Les trouvailles monétaires de Saint-Antoine
Au cours des trente dernières années, les fouilles menées par le Service cantonal d’archéologie ont permis de retrouver quelque six mille monnaies. Elles sont déposées, étudiées et conservées au Cabinet de numismatique du MAH.
La numismatique apporte sa pierre à la reconstruction du passé et fournit à l’occasion des points de repère aux archéologues.
Débuté en mai 2012, le chantier de fouilles de l’Esplanade Saint-Antoine a permis de mettre à jour des trouvailles numismatiques dont l’intérêt historique compense leur faible nombre.

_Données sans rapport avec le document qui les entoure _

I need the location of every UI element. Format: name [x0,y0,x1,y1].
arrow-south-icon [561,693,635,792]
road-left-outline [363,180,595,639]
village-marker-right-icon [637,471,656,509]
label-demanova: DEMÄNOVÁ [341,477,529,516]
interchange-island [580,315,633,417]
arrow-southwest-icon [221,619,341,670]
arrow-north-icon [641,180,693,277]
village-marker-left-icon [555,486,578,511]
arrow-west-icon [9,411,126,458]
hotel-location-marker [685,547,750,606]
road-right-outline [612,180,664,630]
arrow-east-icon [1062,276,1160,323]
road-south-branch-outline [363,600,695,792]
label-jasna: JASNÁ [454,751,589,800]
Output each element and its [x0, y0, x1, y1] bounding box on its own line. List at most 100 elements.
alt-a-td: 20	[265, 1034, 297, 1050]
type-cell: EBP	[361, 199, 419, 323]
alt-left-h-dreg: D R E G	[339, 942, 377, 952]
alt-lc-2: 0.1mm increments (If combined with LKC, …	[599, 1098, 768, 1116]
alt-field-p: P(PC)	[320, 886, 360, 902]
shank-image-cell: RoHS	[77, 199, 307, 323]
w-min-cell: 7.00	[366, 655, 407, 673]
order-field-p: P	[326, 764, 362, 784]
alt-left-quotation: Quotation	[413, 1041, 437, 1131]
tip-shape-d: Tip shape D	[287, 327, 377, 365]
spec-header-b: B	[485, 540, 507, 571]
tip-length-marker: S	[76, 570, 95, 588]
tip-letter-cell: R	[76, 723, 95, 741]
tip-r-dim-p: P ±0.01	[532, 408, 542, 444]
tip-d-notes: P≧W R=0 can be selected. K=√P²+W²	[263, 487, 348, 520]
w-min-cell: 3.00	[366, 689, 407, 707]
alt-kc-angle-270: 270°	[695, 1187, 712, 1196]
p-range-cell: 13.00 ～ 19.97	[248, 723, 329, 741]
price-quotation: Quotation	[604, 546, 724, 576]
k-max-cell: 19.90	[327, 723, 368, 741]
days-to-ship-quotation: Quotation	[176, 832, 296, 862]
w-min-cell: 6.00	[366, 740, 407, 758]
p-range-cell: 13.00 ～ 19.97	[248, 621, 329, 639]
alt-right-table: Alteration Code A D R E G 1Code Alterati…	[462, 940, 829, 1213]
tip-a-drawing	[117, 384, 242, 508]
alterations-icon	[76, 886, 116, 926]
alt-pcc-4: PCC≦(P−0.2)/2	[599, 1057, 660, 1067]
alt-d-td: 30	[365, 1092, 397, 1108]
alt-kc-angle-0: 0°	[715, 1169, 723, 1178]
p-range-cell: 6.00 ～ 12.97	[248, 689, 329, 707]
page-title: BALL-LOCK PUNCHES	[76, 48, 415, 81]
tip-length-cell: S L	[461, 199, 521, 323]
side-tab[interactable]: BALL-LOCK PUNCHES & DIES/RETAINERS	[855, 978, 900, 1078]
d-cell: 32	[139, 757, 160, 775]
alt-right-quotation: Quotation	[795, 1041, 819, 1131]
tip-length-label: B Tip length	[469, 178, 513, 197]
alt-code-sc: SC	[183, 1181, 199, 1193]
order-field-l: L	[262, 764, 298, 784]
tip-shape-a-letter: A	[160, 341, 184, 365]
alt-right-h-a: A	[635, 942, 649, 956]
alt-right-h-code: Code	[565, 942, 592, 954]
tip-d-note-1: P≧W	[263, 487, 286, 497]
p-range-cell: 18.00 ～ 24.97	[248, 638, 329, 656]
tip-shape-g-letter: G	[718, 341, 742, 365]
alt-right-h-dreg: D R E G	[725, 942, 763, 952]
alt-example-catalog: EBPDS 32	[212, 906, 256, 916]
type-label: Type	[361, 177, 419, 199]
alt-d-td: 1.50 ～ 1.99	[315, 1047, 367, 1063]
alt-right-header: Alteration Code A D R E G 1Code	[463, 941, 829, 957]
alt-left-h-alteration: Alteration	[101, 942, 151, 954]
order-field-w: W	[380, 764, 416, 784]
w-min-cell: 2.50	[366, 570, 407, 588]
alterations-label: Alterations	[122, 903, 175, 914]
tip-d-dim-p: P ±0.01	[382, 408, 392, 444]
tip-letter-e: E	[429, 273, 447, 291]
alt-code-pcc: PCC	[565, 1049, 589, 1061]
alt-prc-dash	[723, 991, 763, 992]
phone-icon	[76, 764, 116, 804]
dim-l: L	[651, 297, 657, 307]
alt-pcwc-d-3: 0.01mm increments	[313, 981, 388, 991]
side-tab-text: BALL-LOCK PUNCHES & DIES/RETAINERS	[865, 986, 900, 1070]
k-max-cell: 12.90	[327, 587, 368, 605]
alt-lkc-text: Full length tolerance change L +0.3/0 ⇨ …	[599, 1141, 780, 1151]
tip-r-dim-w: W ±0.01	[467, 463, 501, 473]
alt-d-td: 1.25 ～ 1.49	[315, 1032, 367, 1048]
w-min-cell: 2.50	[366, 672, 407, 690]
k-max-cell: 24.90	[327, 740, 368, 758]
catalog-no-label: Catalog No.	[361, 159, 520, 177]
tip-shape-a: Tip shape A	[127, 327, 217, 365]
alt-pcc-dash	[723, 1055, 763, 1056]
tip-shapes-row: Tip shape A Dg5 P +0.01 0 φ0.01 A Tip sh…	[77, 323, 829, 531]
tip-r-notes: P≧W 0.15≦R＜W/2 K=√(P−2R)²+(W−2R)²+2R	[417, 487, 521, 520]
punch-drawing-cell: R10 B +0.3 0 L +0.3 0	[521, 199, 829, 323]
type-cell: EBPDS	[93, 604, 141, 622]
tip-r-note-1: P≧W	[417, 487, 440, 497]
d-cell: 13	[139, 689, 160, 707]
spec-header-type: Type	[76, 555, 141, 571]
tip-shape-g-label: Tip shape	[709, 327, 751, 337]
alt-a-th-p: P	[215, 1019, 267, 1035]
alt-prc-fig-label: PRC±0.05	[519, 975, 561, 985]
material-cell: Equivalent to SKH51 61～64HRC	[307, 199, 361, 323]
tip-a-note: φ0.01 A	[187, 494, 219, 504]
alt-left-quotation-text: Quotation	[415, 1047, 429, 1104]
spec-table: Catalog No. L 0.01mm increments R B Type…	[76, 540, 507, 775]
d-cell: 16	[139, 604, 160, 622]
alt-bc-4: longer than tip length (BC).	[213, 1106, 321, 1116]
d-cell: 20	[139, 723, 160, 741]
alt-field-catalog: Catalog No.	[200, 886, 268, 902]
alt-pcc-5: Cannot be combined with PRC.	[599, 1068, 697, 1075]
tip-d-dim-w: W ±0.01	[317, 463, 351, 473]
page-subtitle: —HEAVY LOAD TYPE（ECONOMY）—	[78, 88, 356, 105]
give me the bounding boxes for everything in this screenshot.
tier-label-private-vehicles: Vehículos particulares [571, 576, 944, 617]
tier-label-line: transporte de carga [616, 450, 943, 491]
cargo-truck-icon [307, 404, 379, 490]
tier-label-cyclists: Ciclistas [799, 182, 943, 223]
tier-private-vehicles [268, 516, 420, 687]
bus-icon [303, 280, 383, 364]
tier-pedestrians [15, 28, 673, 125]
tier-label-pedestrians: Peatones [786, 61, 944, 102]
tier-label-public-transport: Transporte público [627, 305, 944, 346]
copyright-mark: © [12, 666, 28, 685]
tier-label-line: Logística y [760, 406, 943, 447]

Le mottet de Saint-Laurent
Grâce à un sondage effectué sur l’esplanade, les archéologues espèrent alors découvrir, à l’intérieur du «mottet» créé par le renforcement des fortifications du temps de Calvin, la chapelle de Saint-Laurent souvent mentionnée dans des sources remontant jusqu’au XIIe siècle. Le chantier de fouille s’installe là où s’étendait la Genava gallo-romaine, là également où un cimetière chrétien était venu remplacer un cimetière plus ancien. L’importance des découvertes a poussé les archéologues à demander une prolongation des fouilles jusqu’en 2015 et nous permet d’espérer que ce site sera transformé en un lieu accessible en permanence aux visiteurs.
Les principaux éléments mis à jour sont:
- une zone d’occupation «gallo-romaine» datée de 50-100 apr. J.-C.
- une zone funéraire remontant au IVe siècle, utilisée probablement jusqu’au IXe siècle
- de nombreuses tombes en dalle autour d’une grande église datant de l’époque mérovingienne.
Monnaies perdues d’Auguste à Louis XV
Les monnaies ne semblent pas avoir été trouvées dans des configurations présentant un intérêt pour les archéologues. Pas d’«oboles à Charon» ou de dépôts intentionnels, mais des pertes isolées: les dix-sept pièces issues des fouilles de 2012-2013 sont en effet trop peu nombreuses pour représenter les aumônes tombées à côté du tronc de l’église. Toutefois, elles ont permis d’apporter une confirmation globale des datations obtenues par d’autres méthodes et d’enrichir la connaissance générale du site.
Formant un premier groupe, les pièces les plus anciennes datent de l’époque d’Auguste, de Tibère et d’Antonin le Pieux. Très usées, elles ont été trouvées à proximité de pièces du IVe siècle. Trois siècles plus tard, elles étaient donc encore en circulation, en raison du manque d’approvisionnement en numéraires dans nos régions. Particulièrement rares à Genève, deux minuscules piécettes – dont l’une présente le monogramme de Léon Ier ou de Zénon l’Isaurien – ont également été trouvées à cet endroit. Elles sont datées de la période burgonde, dans la seconde moitié du Ve siècle.

Le deuxième groupe de monnaies, médiévales celles-ci, atteste l’occupation des lieux bien avant que les sources écrites ne mentionnent l’existence de la chapelle de Saint-Laurent. Ce lot comprend, en particulier, un denier et une obole de Conrad – le premier évêque de Genève qui a frappé monnaie peu après l’an mille. Il s’agit de pièces très bien conservées et rares car elles ont vite disparu de la circulation, remplacées par des deniers plus léger et de titre plus bas, suivant en cela l’adage «la mauvaise monnaie chasse la bonne».

Enfin, trois jetons de compte (Rechenpfennig) présentant à l’avers les portraits de Louis XIV et de Louis XV, nous rappellent que, sous l’ancien Régime, on comptait en déplaçant des jetons sur une table – la machine à calculer de l’époque. Leur présence sur ce qui est devenu le mottet de Saint-Laurent, fréquenté à cette époque par les garnisons, représente un petit mystère. Plutôt que d’imaginer ces braves soldats tuant l’ennui des gardes en exerçant leurs mathématiques, nous croyons qu’ils utilisaient ces jetons de compte, meilleur marché que la vraie monnaie, comme jetons de jeu.